You know who the real winners are? Wonks! Back in 2008, wonks had a field day comparing the merits of Obama's (no mandate) and Hillary Clinton's (yes mandate) healthcare plans. But ever since Romney secured the Republican nomination, it's been a wonk nightmare. There's no there there in his policy proposals, no numbers to crunch, no planks in his platform. But now we've got the Ryan plan to crank on. We've got details! Sure, they might be details that poll horribly when explained to the average voter, but they invite serious engagement nonetheless. Get used to it -- because we're all going to be getting up to speed on the cost-benefit analysis of Medicare vouchers lickety-split.

Because, crazily, that's what this "choice" election just became about. Voucher math. Rising healthcare costs are the real budget buster. Say what you will about how the math of the Ryan budget seems peculiar (lower taxes, raise defense spending, slash the most popular government safety net programs -- really?) but the Wisconsin representative does strive to address this fundamental driver of our burgeoning  national debt. Instead of having the government tackle the challenge of lowering healthcare costs directly, Ryan wants to outsource that responsibility to the users.

The notion is attractive to libertarians and depends on an efficiently working free market. Instead of having Medicare or Medicaid simply pay your bills, you'll get a voucher that you can spend yourself. The theory is that if we are spending our "own" money we'll be more careful in picking  and choosing the healthcare services we need. Similarly, the providers of those services will be forced to compete for our precious dollars, so they'll have to lower their prices or deliver them more efficiently. The invisible hand will, so the theory goes, bring down the cost of getting that MRI. Hey, it works for fast food delivery and private car hire service in Brooklyn, so why not for healthcare?

Of course, before massively reworking a program that millions of Americans depend on, it would be nice if Ryan could point to an example where vouchers have been tested on a large scale. Unfortunately, no other rich developed country has tried anything like Ryan's system. And there's a pretty good reason for that -- healthcare is not like other markets. When you're dying of cancer, you don't look for that low-cost solution to your medical needs; you want the solution that gives you the best chance of survival, or any chance of survival. You want that extra CAT scan. And if you are the person responsible for making medical decisions for your loved one, you're not inclined to scrimp and save.

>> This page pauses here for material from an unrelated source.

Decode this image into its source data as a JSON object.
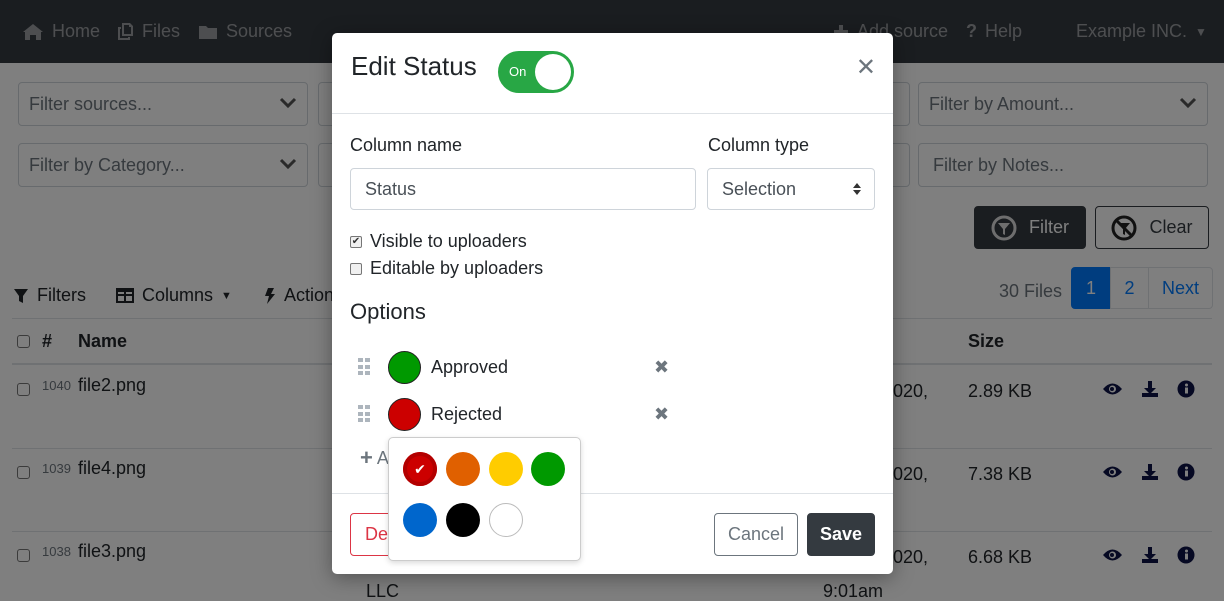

The providers of healthcare services have us over the barrel in situations where we or our loved ones are in life-threatening medical circumstances. When the alternative to not paying is death, we will pay. And if we don't have enough to cover the costs, those costs aren't guaranteed to come down. So people will die.

Civilized countries find this repugnant. Civilized countries also understand that the government has huge leverage to force lower costs, should it choose to use its power. The most disgusting part of the Medicare Part D drug prescription benefit (which Paul Ryan voted for, by the way) was not that there was no funding mechanism included with it, but that the federal government was explicitly forbidden from using its immense buying power to negotiate lower prices from the drug companies.

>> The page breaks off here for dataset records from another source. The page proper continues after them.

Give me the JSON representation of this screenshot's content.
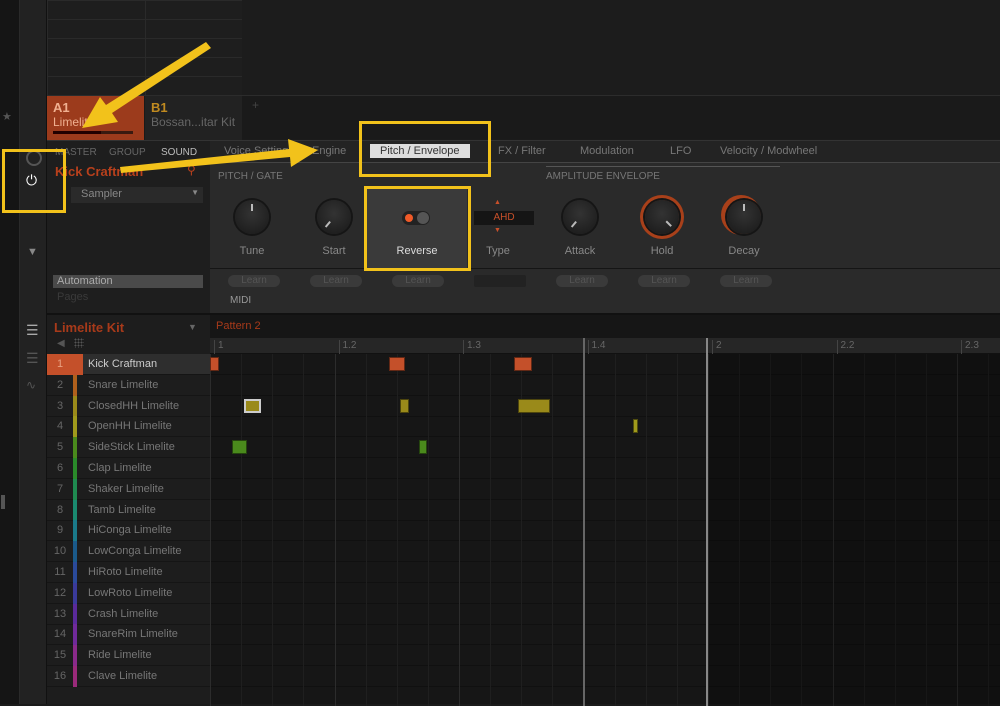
{
  "groups": [
    {
      "id": "A1",
      "name": "Limelite"
    },
    {
      "id": "B1",
      "name": "Bossan...itar Kit"
    }
  ],
  "add_group": "+",
  "plugin": {
    "level_tabs": [
      "MASTER",
      "GROUP",
      "SOUND"
    ],
    "sound_name": "Kick Craftman",
    "plugin_select": "Sampler",
    "automation": "Automation",
    "pages": "Pages",
    "tabs": [
      "Voice Settings",
      "Engine",
      "Pitch / Envelope",
      "FX / Filter",
      "Modulation",
      "LFO",
      "Velocity / Modwheel"
    ],
    "selected_tab": "Pitch / Envelope",
    "sections": {
      "pitch": "PITCH / GATE",
      "amp": "AMPLITUDE ENVELOPE"
    },
    "controls": [
      {
        "label": "Tune",
        "type": "knob",
        "value": 0.5
      },
      {
        "label": "Start",
        "type": "knob",
        "value": 0.1
      },
      {
        "label": "Reverse",
        "type": "toggle",
        "value": "off"
      },
      {
        "label": "Type",
        "type": "selector",
        "value": "AHD"
      },
      {
        "label": "Attack",
        "type": "knob",
        "value": 0.1
      },
      {
        "label": "Hold",
        "type": "knob",
        "value": 0.85
      },
      {
        "label": "Decay",
        "type": "knob",
        "value": 0.5
      }
    ],
    "learn": "Learn",
    "midi": "MIDI"
  },
  "pattern": {
    "kit": "Limelite Kit",
    "name": "Pattern 2",
    "ruler": [
      "1",
      "1.2",
      "1.3",
      "1.4",
      "2",
      "2.2",
      "2.3"
    ],
    "sounds": [
      {
        "n": "1",
        "name": "Kick Craftman",
        "color": "#c4502a"
      },
      {
        "n": "2",
        "name": "Snare Limelite",
        "color": "#b0601c"
      },
      {
        "n": "3",
        "name": "ClosedHH Limelite",
        "color": "#9a8a1a"
      },
      {
        "n": "4",
        "name": "OpenHH Limelite",
        "color": "#a09a1c"
      },
      {
        "n": "5",
        "name": "SideStick Limelite",
        "color": "#4a8a1c"
      },
      {
        "n": "6",
        "name": "Clap Limelite",
        "color": "#2a8a2a"
      },
      {
        "n": "7",
        "name": "Shaker Limelite",
        "color": "#1f8a50"
      },
      {
        "n": "8",
        "name": "Tamb Limelite",
        "color": "#1a8a70"
      },
      {
        "n": "9",
        "name": "HiConga Limelite",
        "color": "#1a7a8a"
      },
      {
        "n": "10",
        "name": "LowConga Limelite",
        "color": "#1a5a8a"
      },
      {
        "n": "11",
        "name": "HiRoto Limelite",
        "color": "#2a4a9a"
      },
      {
        "n": "12",
        "name": "LowRoto Limelite",
        "color": "#3a3a9a"
      },
      {
        "n": "13",
        "name": "Crash Limelite",
        "color": "#5a2a9a"
      },
      {
        "n": "14",
        "name": "SnareRim Limelite",
        "color": "#702a9a"
      },
      {
        "n": "15",
        "name": "Ride Limelite",
        "color": "#8a2a8a"
      },
      {
        "n": "16",
        "name": "Clave Limelite",
        "color": "#9a2a7a"
      }
    ],
    "notes": [
      {
        "row": 0,
        "start": 0.0,
        "len": 0.07
      },
      {
        "row": 0,
        "start": 1.44,
        "len": 0.13
      },
      {
        "row": 0,
        "start": 2.44,
        "len": 0.15
      },
      {
        "row": 2,
        "start": 0.27,
        "len": 0.14,
        "selected": true
      },
      {
        "row": 2,
        "start": 1.53,
        "len": 0.07
      },
      {
        "row": 2,
        "start": 2.47,
        "len": 0.26
      },
      {
        "row": 3,
        "start": 3.4,
        "len": 0.04
      },
      {
        "row": 4,
        "start": 0.18,
        "len": 0.12
      },
      {
        "row": 4,
        "start": 1.68,
        "len": 0.06
      }
    ],
    "loop_end": "2"
  },
  "annotation_color": "#f2c21b"
}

A boring campaign just became really interesting. Red states may well get even redder for Romney as a result of the Ryan pick. The base loves the notion of itself as "anti-nanny state." But in states like Florida, seniors are going to take a long hard look at voucher math. If they don't like what they see, Florida may well move directly into Obama's win column, and that, in turn, could easily decide the election.

Reason for liberals to be excited, for sure. Except if Romney wins, because then it will be very difficult to argue that the nation didn't make a meaningful choice.